Is anyone aware of good data anonymization software? Or perhaps a package for R that does data anonymization? Obviously not expecting uncrackable anonymization - just want to make it difficult.
locked by whuber♦ Oct 30 '15 at 21:48
This question exists because it has historical significance, but it is not considered a good, on-topic question for this site so please do not use it as evidence that you can ask similar questions here. This question and its answers are frozen and cannot be changed. See the help center for guidance on writing a good question.
Read more about locked posts here.
Warning: beware that it can be very difficult to anonymize data in a way that prevents re-identification (de-anonymization), without losing much of the value of the data. This is not a situation where you can just throw a piece of software at it without thinking. Protecting people's anonymity requires careful thought. See, e.g., this paper for a more careful exposition of why this is not trivial.
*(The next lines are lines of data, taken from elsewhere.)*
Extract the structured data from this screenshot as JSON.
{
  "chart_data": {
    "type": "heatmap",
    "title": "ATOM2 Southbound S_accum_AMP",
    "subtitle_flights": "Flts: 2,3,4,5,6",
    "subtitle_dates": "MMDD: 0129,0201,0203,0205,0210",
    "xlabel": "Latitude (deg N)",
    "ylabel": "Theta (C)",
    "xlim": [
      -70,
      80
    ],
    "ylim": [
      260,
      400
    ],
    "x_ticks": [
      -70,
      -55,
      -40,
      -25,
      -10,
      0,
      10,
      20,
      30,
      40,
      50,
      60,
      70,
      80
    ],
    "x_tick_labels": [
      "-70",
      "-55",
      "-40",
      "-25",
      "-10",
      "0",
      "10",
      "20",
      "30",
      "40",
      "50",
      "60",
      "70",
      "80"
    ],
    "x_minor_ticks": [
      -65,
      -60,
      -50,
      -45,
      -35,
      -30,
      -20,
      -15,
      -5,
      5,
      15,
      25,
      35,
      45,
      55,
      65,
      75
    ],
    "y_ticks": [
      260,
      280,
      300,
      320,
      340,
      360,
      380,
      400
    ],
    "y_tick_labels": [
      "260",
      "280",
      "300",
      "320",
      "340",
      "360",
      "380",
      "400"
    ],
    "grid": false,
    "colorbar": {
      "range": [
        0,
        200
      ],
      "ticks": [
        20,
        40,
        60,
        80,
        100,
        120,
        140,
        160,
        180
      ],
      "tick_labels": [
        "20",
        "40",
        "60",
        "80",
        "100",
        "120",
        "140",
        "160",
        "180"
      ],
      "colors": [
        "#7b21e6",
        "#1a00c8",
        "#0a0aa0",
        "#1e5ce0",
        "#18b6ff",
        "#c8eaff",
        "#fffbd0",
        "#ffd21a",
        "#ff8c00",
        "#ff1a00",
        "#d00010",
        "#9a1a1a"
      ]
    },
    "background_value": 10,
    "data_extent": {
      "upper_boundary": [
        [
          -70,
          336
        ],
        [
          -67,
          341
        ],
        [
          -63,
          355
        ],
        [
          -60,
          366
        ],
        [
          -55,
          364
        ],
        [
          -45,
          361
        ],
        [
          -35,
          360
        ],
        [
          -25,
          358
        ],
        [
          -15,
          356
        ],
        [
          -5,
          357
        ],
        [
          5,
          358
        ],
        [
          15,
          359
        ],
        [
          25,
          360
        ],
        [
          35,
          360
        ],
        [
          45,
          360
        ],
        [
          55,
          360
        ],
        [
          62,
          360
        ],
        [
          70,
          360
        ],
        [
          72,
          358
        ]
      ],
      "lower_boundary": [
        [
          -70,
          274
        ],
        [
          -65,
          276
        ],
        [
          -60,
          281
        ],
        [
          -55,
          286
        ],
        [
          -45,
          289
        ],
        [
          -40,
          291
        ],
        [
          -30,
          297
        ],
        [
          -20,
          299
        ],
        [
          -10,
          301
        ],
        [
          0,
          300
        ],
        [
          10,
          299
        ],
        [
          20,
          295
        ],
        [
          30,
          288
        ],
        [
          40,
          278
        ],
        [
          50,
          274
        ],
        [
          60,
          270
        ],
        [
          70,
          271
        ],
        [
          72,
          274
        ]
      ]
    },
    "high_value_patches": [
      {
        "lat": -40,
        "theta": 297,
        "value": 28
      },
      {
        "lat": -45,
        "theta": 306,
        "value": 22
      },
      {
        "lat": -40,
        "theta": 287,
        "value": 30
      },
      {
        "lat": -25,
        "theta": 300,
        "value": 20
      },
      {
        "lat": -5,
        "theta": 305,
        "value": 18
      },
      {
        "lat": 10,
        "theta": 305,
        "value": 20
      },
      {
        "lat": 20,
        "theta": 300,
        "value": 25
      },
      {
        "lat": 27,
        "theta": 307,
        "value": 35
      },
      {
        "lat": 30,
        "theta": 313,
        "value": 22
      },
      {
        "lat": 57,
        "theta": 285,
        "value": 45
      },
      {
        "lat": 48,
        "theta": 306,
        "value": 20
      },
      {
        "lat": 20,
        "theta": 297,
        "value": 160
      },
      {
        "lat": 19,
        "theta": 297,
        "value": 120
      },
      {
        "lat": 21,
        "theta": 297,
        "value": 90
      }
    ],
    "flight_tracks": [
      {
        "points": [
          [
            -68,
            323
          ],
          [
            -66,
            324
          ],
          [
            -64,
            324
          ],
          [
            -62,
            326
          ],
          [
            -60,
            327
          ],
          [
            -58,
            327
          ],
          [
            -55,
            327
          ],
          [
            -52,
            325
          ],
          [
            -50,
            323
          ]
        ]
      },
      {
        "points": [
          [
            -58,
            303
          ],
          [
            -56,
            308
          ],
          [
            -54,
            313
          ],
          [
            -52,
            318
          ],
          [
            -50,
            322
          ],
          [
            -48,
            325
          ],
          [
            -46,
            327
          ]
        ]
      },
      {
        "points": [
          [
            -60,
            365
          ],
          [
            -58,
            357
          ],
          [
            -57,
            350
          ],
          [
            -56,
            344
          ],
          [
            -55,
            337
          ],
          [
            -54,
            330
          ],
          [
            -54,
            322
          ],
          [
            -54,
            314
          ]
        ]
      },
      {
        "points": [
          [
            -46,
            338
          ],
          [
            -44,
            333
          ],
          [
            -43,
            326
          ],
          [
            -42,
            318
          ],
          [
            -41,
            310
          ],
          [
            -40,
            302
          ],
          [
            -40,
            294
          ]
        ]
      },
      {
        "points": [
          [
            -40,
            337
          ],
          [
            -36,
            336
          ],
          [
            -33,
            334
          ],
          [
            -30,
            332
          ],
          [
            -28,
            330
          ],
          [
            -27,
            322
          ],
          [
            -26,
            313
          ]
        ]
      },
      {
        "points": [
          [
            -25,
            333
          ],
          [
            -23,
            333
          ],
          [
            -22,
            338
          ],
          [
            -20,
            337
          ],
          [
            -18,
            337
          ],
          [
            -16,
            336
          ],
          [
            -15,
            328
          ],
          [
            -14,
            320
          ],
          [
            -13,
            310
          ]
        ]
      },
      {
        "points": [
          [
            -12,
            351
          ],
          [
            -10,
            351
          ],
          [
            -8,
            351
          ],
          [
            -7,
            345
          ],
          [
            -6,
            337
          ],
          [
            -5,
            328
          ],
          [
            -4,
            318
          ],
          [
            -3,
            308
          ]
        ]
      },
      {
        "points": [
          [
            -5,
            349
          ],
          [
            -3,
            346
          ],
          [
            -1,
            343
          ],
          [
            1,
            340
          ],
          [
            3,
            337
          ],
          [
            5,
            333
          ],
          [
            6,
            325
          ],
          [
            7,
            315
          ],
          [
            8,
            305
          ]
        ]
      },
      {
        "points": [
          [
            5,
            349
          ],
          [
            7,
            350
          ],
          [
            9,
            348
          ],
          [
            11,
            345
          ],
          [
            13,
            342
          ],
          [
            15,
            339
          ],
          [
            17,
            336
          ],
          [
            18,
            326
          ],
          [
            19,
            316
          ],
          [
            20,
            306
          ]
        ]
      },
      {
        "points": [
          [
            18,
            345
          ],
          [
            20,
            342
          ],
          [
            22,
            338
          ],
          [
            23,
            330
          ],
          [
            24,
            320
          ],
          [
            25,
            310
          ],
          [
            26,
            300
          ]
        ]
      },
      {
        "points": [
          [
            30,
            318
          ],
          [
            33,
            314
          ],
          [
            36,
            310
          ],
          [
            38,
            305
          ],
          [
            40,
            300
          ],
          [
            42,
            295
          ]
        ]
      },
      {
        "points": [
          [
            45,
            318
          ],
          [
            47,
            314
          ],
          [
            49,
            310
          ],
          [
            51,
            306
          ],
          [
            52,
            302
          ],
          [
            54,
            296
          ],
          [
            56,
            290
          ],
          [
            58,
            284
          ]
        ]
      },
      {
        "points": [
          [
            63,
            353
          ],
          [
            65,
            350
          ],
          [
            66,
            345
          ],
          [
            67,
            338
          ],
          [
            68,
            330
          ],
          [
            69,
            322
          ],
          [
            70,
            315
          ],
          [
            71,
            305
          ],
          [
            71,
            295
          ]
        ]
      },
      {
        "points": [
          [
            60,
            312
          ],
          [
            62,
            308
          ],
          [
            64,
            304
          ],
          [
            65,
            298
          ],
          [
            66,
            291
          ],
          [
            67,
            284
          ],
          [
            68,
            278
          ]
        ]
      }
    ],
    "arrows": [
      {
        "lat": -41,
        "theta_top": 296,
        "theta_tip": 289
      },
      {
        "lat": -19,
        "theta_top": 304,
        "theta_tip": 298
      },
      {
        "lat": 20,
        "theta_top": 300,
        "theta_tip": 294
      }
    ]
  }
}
An example of a cautionary story is the Netflix challenge, where a seemingly anonymized dataset was actually linked back to the identity of Netflix users -- or the release of anonymized AOL search records, many of which (researchers discovered) could still be tied back to individuals through more sophisticated analysis. Another example is from Massachusetts, where a health insurance commission released data on all state employees, after anonymizing it by removing names, addresses, SSNs, etc. However, a privacy researcher discovered that it was still possible to re-identify individuals, and as a demonstration, showed how to identify the governor's health records. She later showed, for example, that most people can be uniquely identified from just their ZIP code (or census tract), birth date, and gender. These were stories of people diligently anonymizing data; they thought they'd done a good job of anonymization, and just didn't realize how tricky this issue is. These cautionary stories should give you pause.
For these reasons, I discourage you from trying to anonymize your dataset on your own, if you have no prior experience in this area.
Important: the techniques needed to anonymize data will likely depend a lot on the sort of data you have and the application domain you are working in. Unfortunately, you didn't provide this information. As a result, it is almost impossible to provide you with good advice about how to anonymize your dataset.
I imagine it may be tempting to view this answer as unhelpful, because instead of saying "be happy, don't worry, just throw this magic piece of software at your data and you don't have to think", I am saying "wait, this is trickier than it appears on first glance, be careful". I realize this message might not be very popular, but I think this is a message folks need to hear.
There is also an interesting approach to anaonymization of strings in the context of record linkage using n-grams developed by ANU Data Mining Group. The paper with description and sample Python code is available here.